Chega mais longe porque tu lhe insuflaste a tua própria vida, lhe deste a tua inteligência e tua criatividade inacessíveis aos que de Coimbra se contentam em imitar o estilo, a exibir erudição a contabilizar louvores.
Com Luiz Goes o canto de Coimbra rompe com a «lamechice», desce às raízes, ganha autenticidade e sensualidade.
Luiz Goes não só canta, como escreve sobre nós, e fá-lo apaixonadamente. Os labirintos da nossa alma profunda percorrem as suas canções. São pedaços de nós, de Portugal, de uma paisagem física e humana que visceralmente somos.
Seus versos pedem canto. E o que é cantar? É talvez o meio de sermos por fora o que somos por dentro. É escancarar o que nos vai na alma reduzindo a distância que nos separa. E não há forma mais perfeita de estar com os outros.
Em Luiz Goes habitam as múltiplas influências do trovador inquieto e intemporal, do poeta, do respeitador da tradição no que ela possui de essencial, rejeitando exibicionismos vocais, poéticos saudosismos serôdios e intransigências reaccionárias.

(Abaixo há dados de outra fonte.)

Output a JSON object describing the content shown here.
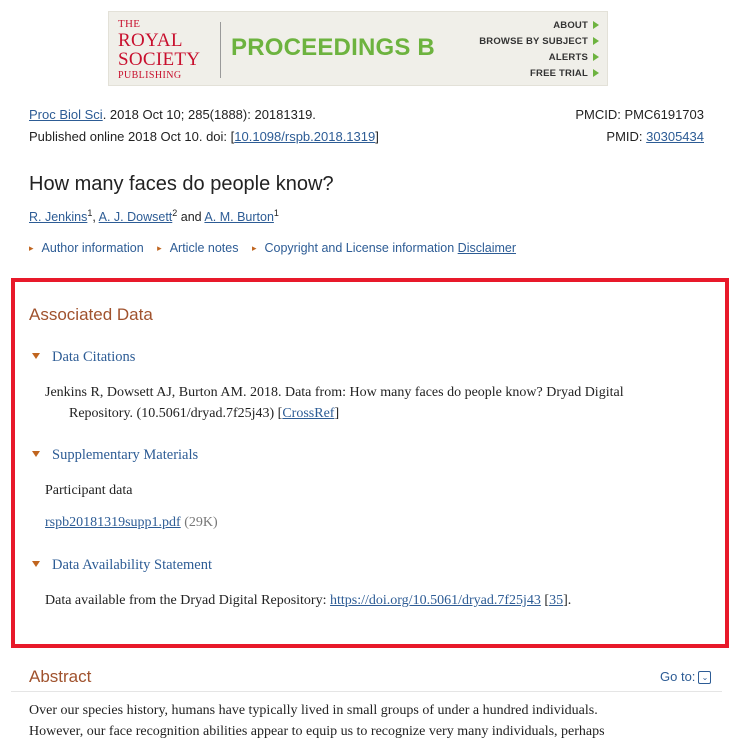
{
  "banner": {
    "logo_line1": "THE",
    "logo_line2": "ROYAL",
    "logo_line3": "SOCIETY",
    "logo_line4": "PUBLISHING",
    "journal": "PROCEEDINGS B",
    "nav": [
      "ABOUT",
      "BROWSE BY SUBJECT",
      "ALERTS",
      "FREE TRIAL"
    ],
    "accent_color": "#6db33f",
    "logo_color": "#c8102e"
  },
  "citation": {
    "journal_link": "Proc Biol Sci",
    "details": ". 2018 Oct 10; 285(1888): 20181319.",
    "published_prefix": "Published online 2018 Oct 10. doi:  [",
    "doi": "10.1098/rspb.2018.1319",
    "doi_suffix": "]",
    "pmcid": "PMCID: PMC6191703",
    "pmid_label": "PMID: ",
    "pmid": "30305434"
  },
  "article": {
    "title": "How many faces do people know?",
    "authors": [
      {
        "name": "R. Jenkins",
        "sup": "1",
        "sep": ", "
      },
      {
        "name": "A. J. Dowsett",
        "sup": "2",
        "sep": " and "
      },
      {
        "name": "A. M. Burton",
        "sup": "1",
        "sep": ""
      }
    ],
    "nav": {
      "author_info": "Author information",
      "article_notes": "Article notes",
      "copyright": "Copyright and License information",
      "disclaimer": "Disclaimer"
    }
  },
  "associated_data": {
    "heading": "Associated Data",
    "data_citations": {
      "heading": "Data Citations",
      "line1": "Jenkins R, Dowsett AJ, Burton AM. 2018. Data from: How many faces do people know? Dryad Digital",
      "line2": "Repository. (10.5061/dryad.7f25j43) [",
      "crossref": "CrossRef",
      "line2_end": "]"
    },
    "supplementary": {
      "heading": "Supplementary Materials",
      "participant": "Participant data",
      "file": "rspb20181319supp1.pdf",
      "size": " (29K)"
    },
    "availability": {
      "heading": "Data Availability Statement",
      "text": "Data available from the Dryad Digital Repository: ",
      "url": "https://doi.org/10.5061/dryad.7f25j43",
      "ref_open": " [",
      "ref": "35",
      "ref_close": "]."
    },
    "highlight_color": "#e8192a"
  },
  "abstract": {
    "heading": "Abstract",
    "goto": "Go to:",
    "goto_icon": "chevron-down-icon",
    "line1": "Over our species history, humans have typically lived in small groups of under a hundred individuals.",
    "line2": "However, our face recognition abilities appear to equip us to recognize very many individuals, perhaps"
  }
}
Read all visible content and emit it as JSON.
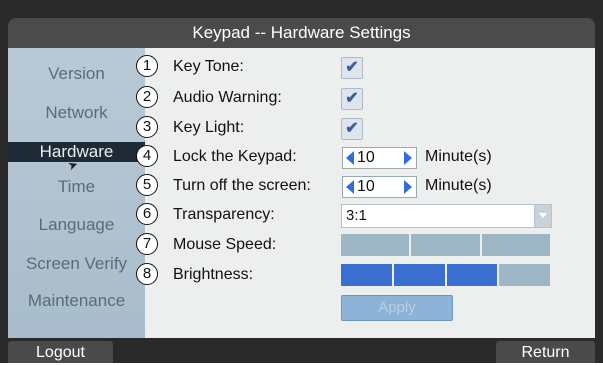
{
  "window": {
    "title": "Keypad -- Hardware Settings"
  },
  "sidebar": {
    "items": [
      {
        "label": "Version"
      },
      {
        "label": "Network"
      },
      {
        "label": "Hardware"
      },
      {
        "label": "Time"
      },
      {
        "label": "Language"
      },
      {
        "label": "Screen Verify"
      },
      {
        "label": "Maintenance"
      }
    ],
    "active": "Hardware"
  },
  "settings": {
    "key_tone": {
      "num": "1",
      "label": "Key Tone:",
      "checked": "✔"
    },
    "audio_warning": {
      "num": "2",
      "label": "Audio Warning:",
      "checked": "✔"
    },
    "key_light": {
      "num": "3",
      "label": "Key Light:",
      "checked": "✔"
    },
    "lock_keypad": {
      "num": "4",
      "label": "Lock the Keypad:",
      "value": "10",
      "unit": "Minute(s)"
    },
    "turn_off_screen": {
      "num": "5",
      "label": "Turn off the screen:",
      "value": "10",
      "unit": "Minute(s)"
    },
    "transparency": {
      "num": "6",
      "label": "Transparency:",
      "value": "3:1"
    },
    "mouse_speed": {
      "num": "7",
      "label": "Mouse Speed:",
      "level": 0
    },
    "brightness": {
      "num": "8",
      "label": "Brightness:",
      "level": 3,
      "max": 4
    }
  },
  "buttons": {
    "apply": "Apply",
    "logout": "Logout",
    "return": "Return"
  },
  "colors": {
    "active_bg": "#1e2a36",
    "accent": "#3b6fd0"
  }
}
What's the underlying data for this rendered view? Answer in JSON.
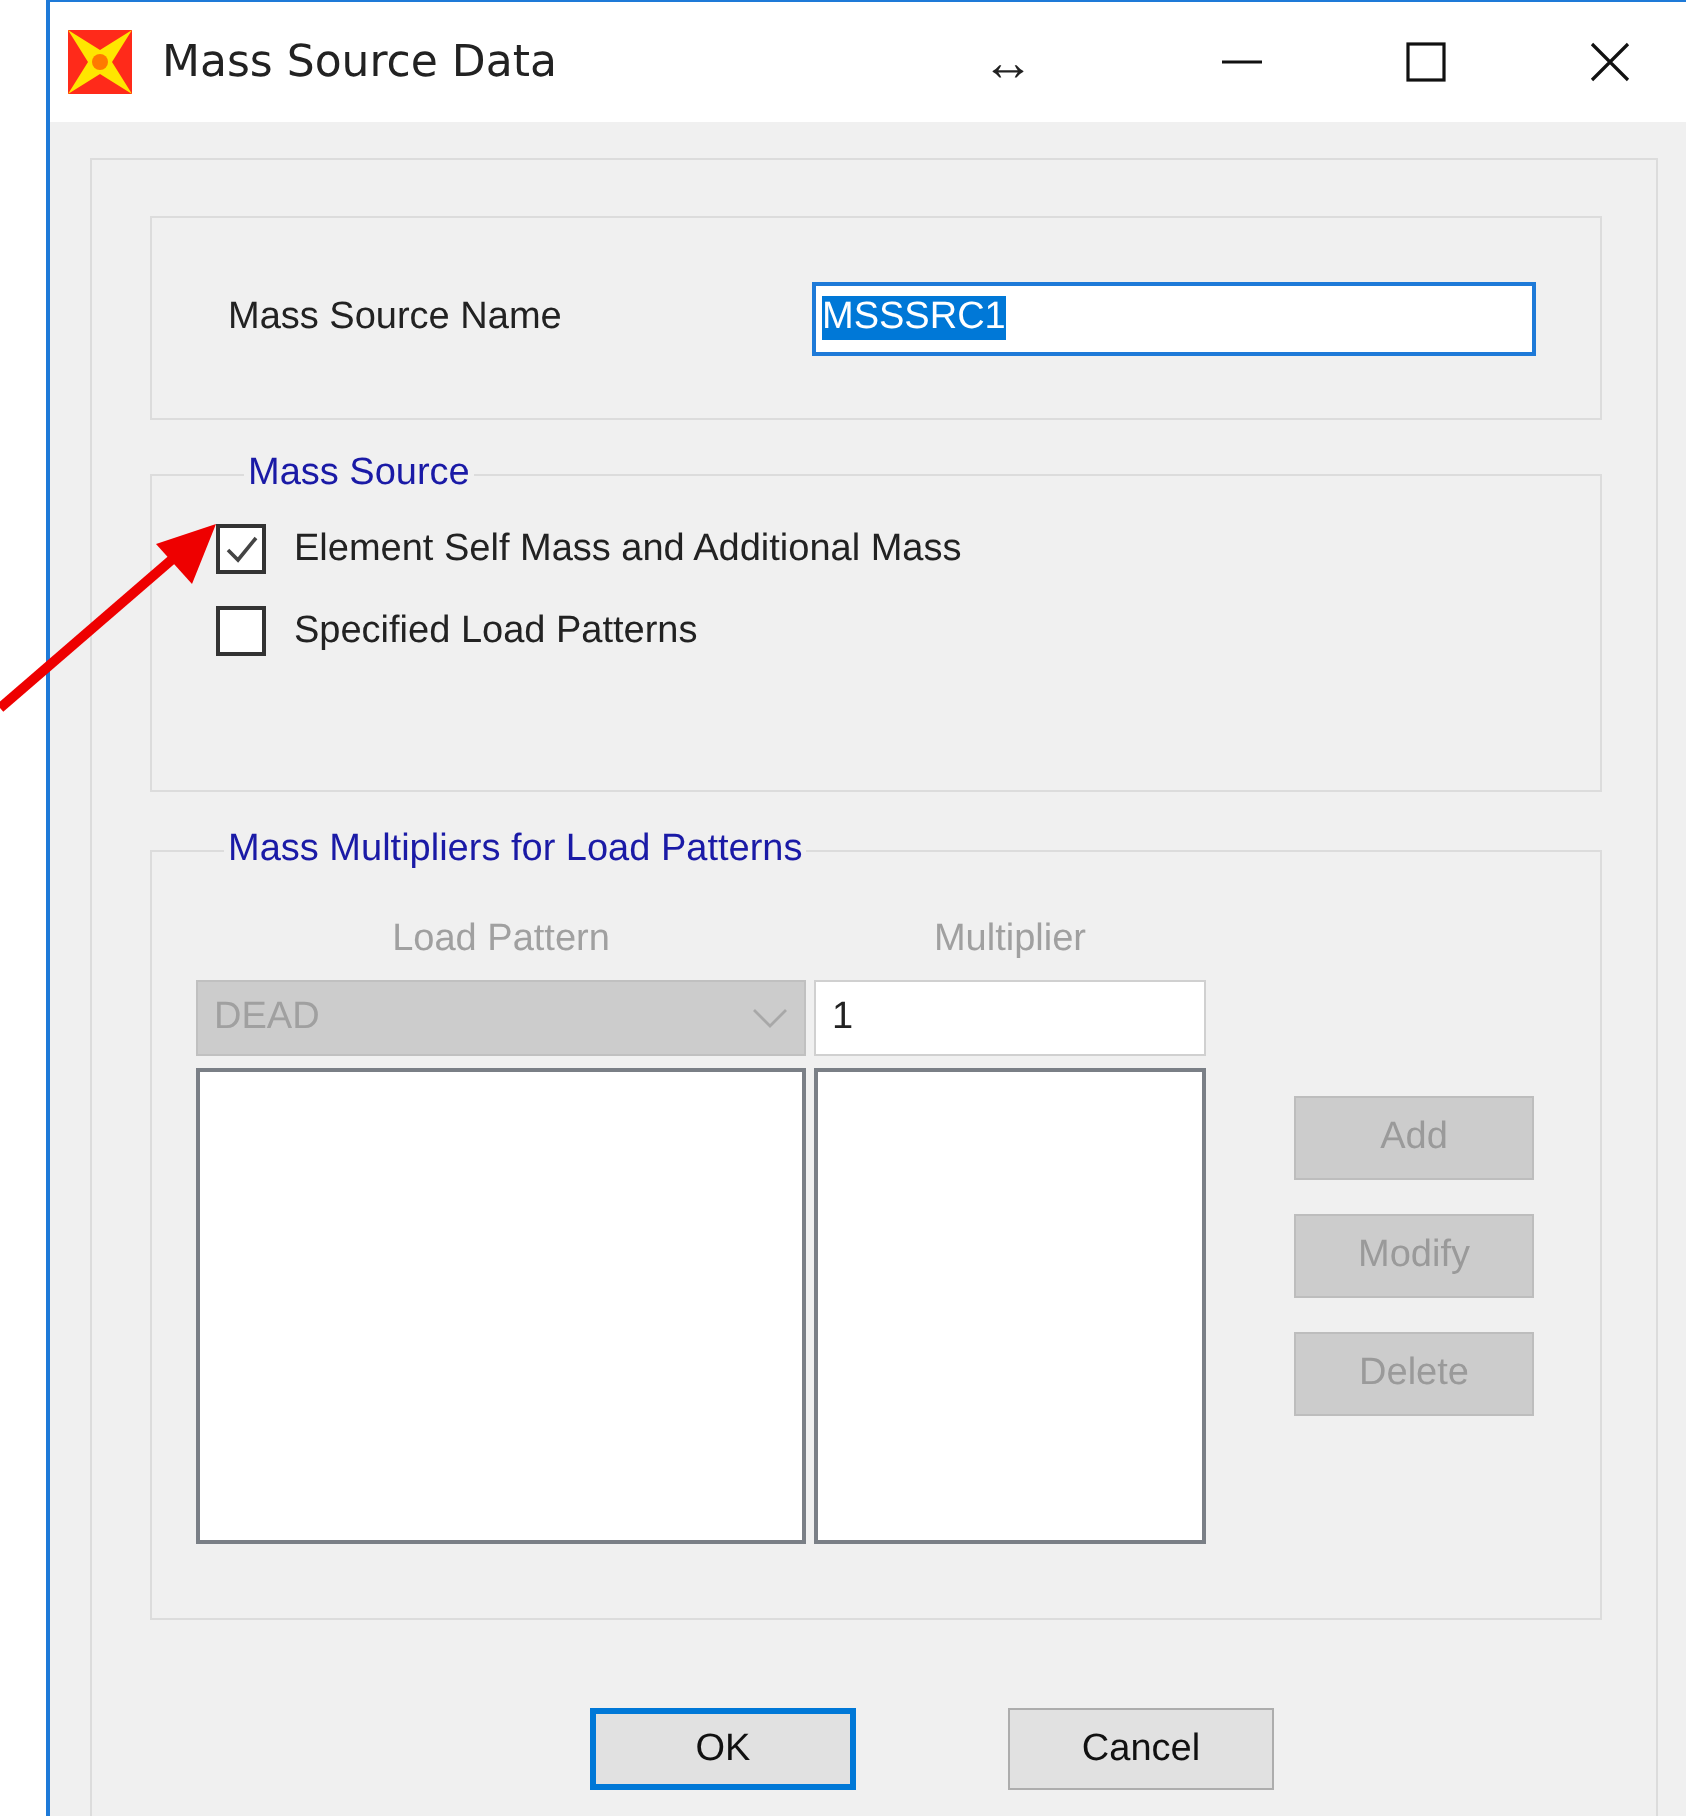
{
  "window": {
    "title": "Mass Source Data",
    "title_glyph": "↔"
  },
  "name_group": {
    "label": "Mass Source Name",
    "value": "MSSSRC1",
    "value_selected": true
  },
  "mass_source": {
    "title": "Mass Source",
    "options": [
      {
        "label": "Element Self Mass and Additional Mass",
        "checked": true
      },
      {
        "label": "Specified Load Patterns",
        "checked": false
      }
    ]
  },
  "multipliers": {
    "title": "Mass Multipliers for Load Patterns",
    "disabled": true,
    "columns": [
      "Load Pattern",
      "Multiplier"
    ],
    "load_pattern": "DEAD",
    "multiplier": "1",
    "buttons": [
      {
        "label": "Add",
        "disabled": true
      },
      {
        "label": "Modify",
        "disabled": true
      },
      {
        "label": "Delete",
        "disabled": true
      }
    ]
  },
  "buttons": [
    {
      "label": "OK",
      "default": true
    },
    {
      "label": "Cancel",
      "default": false
    }
  ]
}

Luiz Goes é um cantor da Saudade. Mas de uma saudade que nos faz compreender que todos nós comparticipamos num ser universal.
Mergulhando as suas raízes sum sebastianismo de raiz popular, não desdenha, estou certo, subescrever a afirmação do poeta de «Marânus»: Em Portugal o que existe é o Povo e os seus Poetas.
Este é o homem que, exteriorizando as suas faculdades de artista, a sua inteligência, a sua emotividade, realizou uma das mais belas e imperfeitas obras que a cidade do Mondego se orgunha: a união da tradição com a modernidade.
Goes consegiu retirar o chamado Fado de Coimbra da modorra em que se encontrava e dar-lhe a dimensão transgressora que os novos tempos exigem, sem o conotar política ou partidariamente.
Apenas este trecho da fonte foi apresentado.